The Treasury said it terminated 31 separate contracts with Booz Allen Hamilton. Collectively those engagements represented approximately $4.8 million in annual spending and $21 million in total obligations. Treasury Secretary Scott Bessent framed the decision as part of an effort to "root out waste, fraud, and abuse" in government spending.

The termination follows a substantial breach involving a former Booz Allen employee, Charles Edward Littlejohn. According to the Treasury announcement, Littlejohn unlawfully removed and disclosed confidential tax returns and related information for roughly 406,000 taxpayers between 2018 and 2020. Littlejohn has pleaded guilty to felony charges for disclosing confidential tax information without authorization.

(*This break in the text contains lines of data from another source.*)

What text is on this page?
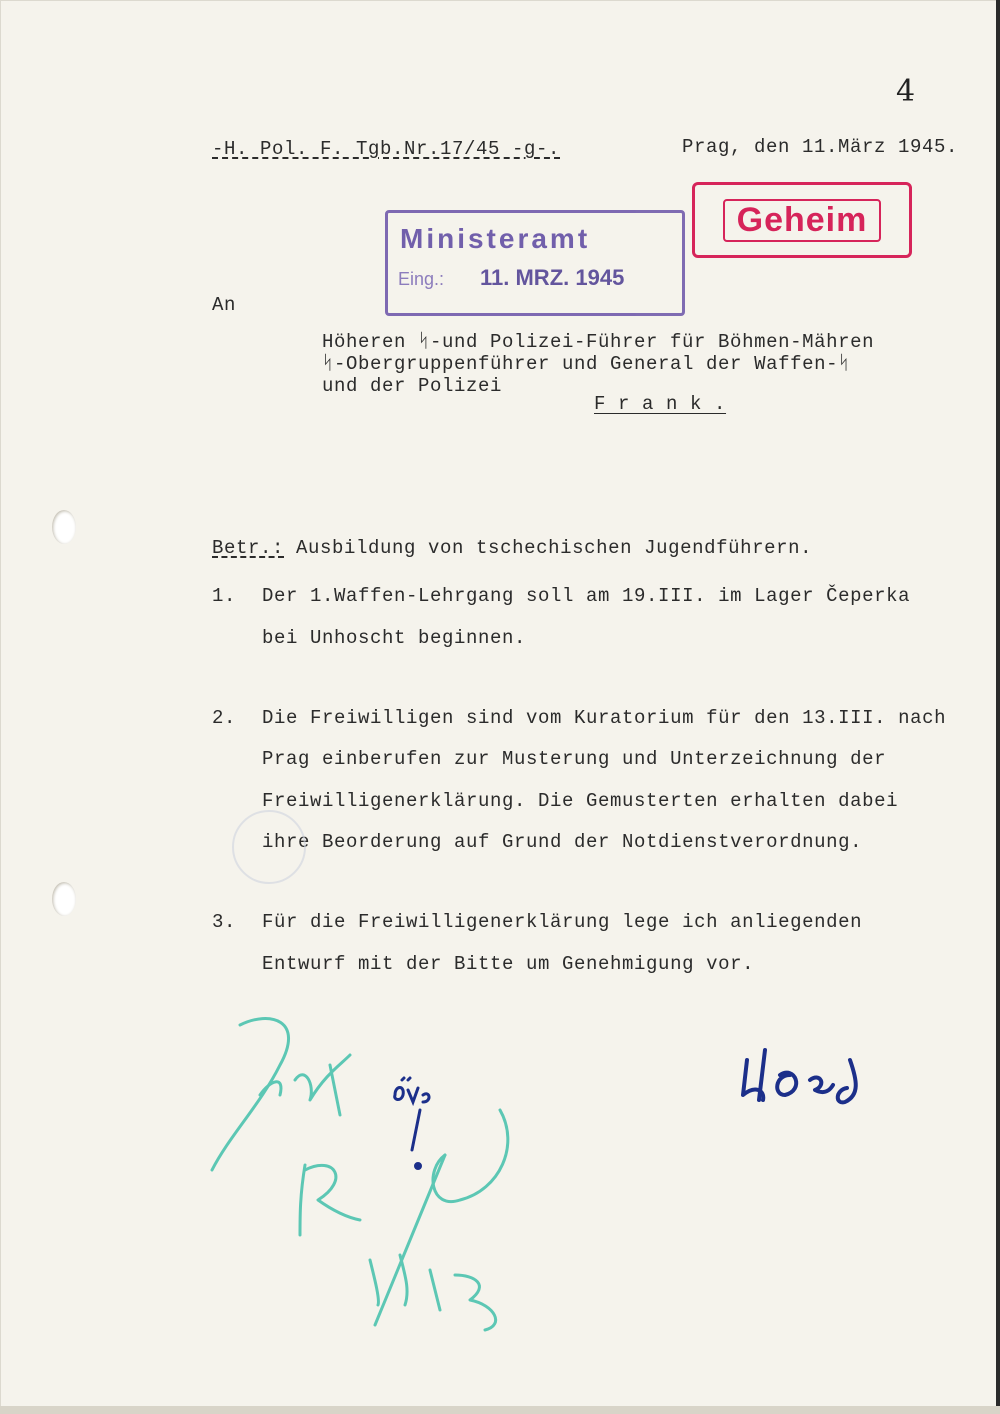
4
-H. Pol. F. Tgb.Nr.17/45 -g-.	Prag, den 11.März 1945.
Ministeramt
Eing.: 11. MRZ. 1945
Geheim
An
Höheren ᛋ-und Polizei-Führer für Böhmen-Mähren
ᛋ-Obergruppenführer und General der Waffen-ᛋ
und der Polizei
F r a n k .
Betr.: Ausbildung von tschechischen Jugendführern.
1. Der 1.Waffen-Lehrgang soll am 19.III. im Lager Čeperka
bei Unhoscht beginnen.
2. Die Freiwilligen sind vom Kuratorium für den 13.III. nach
Prag einberufen zur Musterung und Unterzeichnung der
Freiwilligenerklärung. Die Gemusterten erhalten dabei
ihre Beorderung auf Grund der Notdienstverordnung.
3. Für die Freiwilligenerklärung lege ich anliegenden
Entwurf mit der Bitte um Genehmigung vor.
Just
R
7/1/13
öve	Hoss
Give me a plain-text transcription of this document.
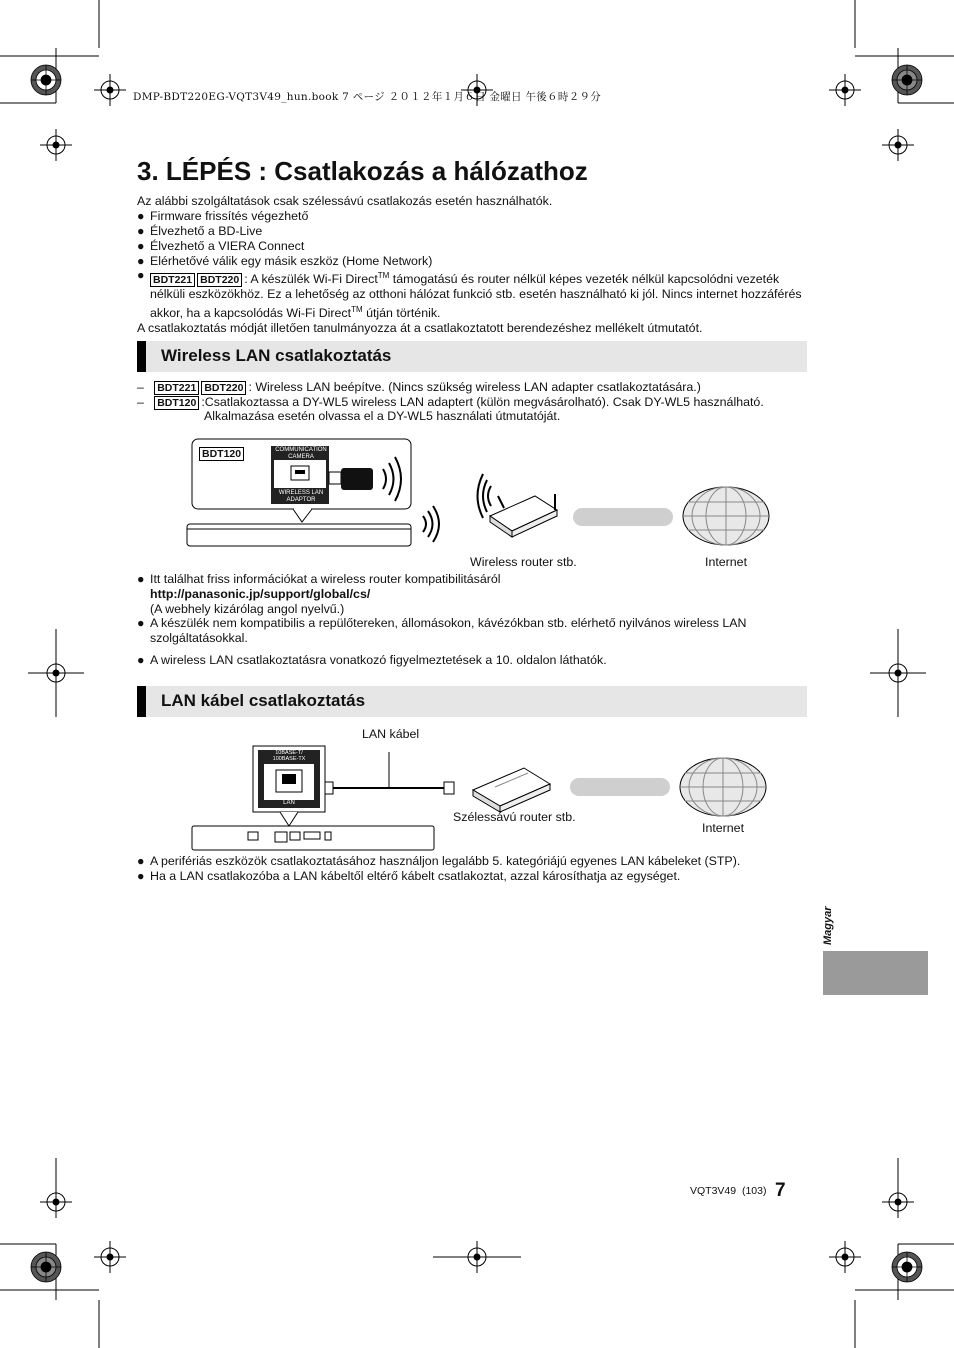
DMP-BDT220EG-VQT3V49_hun.book 7 ページ ２０１２年１月６日 金曜日 午後６時２９分
3. LÉPÉS : Csatlakozás a hálózathoz
Az alábbi szolgáltatások csak szélessávú csatlakozás esetén használhatók.
● Firmware frissítés végezhető
● Élvezhető a BD-Live
● Élvezhető a VIERA Connect
● Elérhetővé válik egy másik eszköz (Home Network)
● BDT221 BDT220 : A készülék Wi-Fi Direct™ támogatású és router nélkül képes vezeték nélkül kapcsolódni vezeték nélküli eszközökhöz. Ez a lehetőség az otthoni hálózat funkció stb. esetén használható ki jól. Nincs internet hozzáférés akkor, ha a kapcsolódás Wi-Fi Direct™ útján történik.
A csatlakoztatás módját illetően tanulmányozza át a csatlakoztatott berendezéshez mellékelt útmutatót.
Wireless LAN csatlakoztatás
–   BDT221 BDT220 : Wireless LAN beépítve. (Nincs szükség wireless LAN adapter csatlakoztatására.)
–   BDT120 :Csatlakoztassa a DY-WL5 wireless LAN adaptert (külön megvásárolható). Csak DY-WL5 használható.
Alkalmazása esetén olvassa el a DY-WL5 használati útmutatóját.
BDT120	COMMUNICATION
CAMERA
WIRELESS LAN
ADAPTOR
Wireless router stb.	Internet
● Itt találhat friss információkat a wireless router kompatibilitásáról
http://panasonic.jp/support/global/cs/
(A webhely kizárólag angol nyelvű.)
● A készülék nem kompatibilis a repülőtereken, állomásokon, kávézókban stb. elérhető nyilvános wireless LAN szolgáltatásokkal.
● A wireless LAN csatlakoztatásra vonatkozó figyelmeztetések a 10. oldalon láthatók.
LAN kábel csatlakoztatás
LAN kábel
10BASE-T/
100BASE-TX
LAN
Szélessávú router stb.
Internet
● A perifériás eszközök csatlakoztatásához használjon legalább 5. kategóriájú egyenes LAN kábeleket (STP).
● Ha a LAN csatlakozóba a LAN kábeltől eltérő kábelt csatlakoztat, azzal károsíthatja az egységet.
Magyar
VQT3V49 (103) 7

Secretary Bessent specifically cited Booz Allen’s failure "to implement adequate safeguards to protect sensitive data, including the confidential taxpayer information it had access to through its contracts with the Internal Revenue Service" as the basis for the contract cancellations.

For Booz Allen, which provides consulting and advisory services across multiple government agencies, the loss of these Treasury contracts represents a material setback. Market commentary at the time of the announcement emphasized investor concern that the cancellations could have reputational consequences and weigh on the company’s government-focused business segment.

The Treasury action highlights two parallel developments: the operational fallout from a high-profile data breach and immediate budgetary implications tied to the terminated contracts. While the contracts in question account for defined annual and total obligations, the announcement also underscores broader questions investors have raised about the firm's handling of sensitive information and the potential for further impacts on government work.


Contextual note: The information in this report is confined to the details provided in the Treasury announcement and related statements about the employee prosecution and does not extend beyond those facts.

Risks

  • Reputational damage to Booz Allen's government business segment from the termination of Treasury contracts - this could influence future procurement decisions by other agencies.
  • Revenue exposure tied to the cancelled contracts, which while specified at $4.8 million annually and $21 million in total obligations, represent an immediate reduction in work with Treasury.
  • Potential for investor concern to persist about the firm's ability to protect sensitive information, creating uncertainty in stock performance and in the firm's competitive positioning for government cybersecurity and advisory work.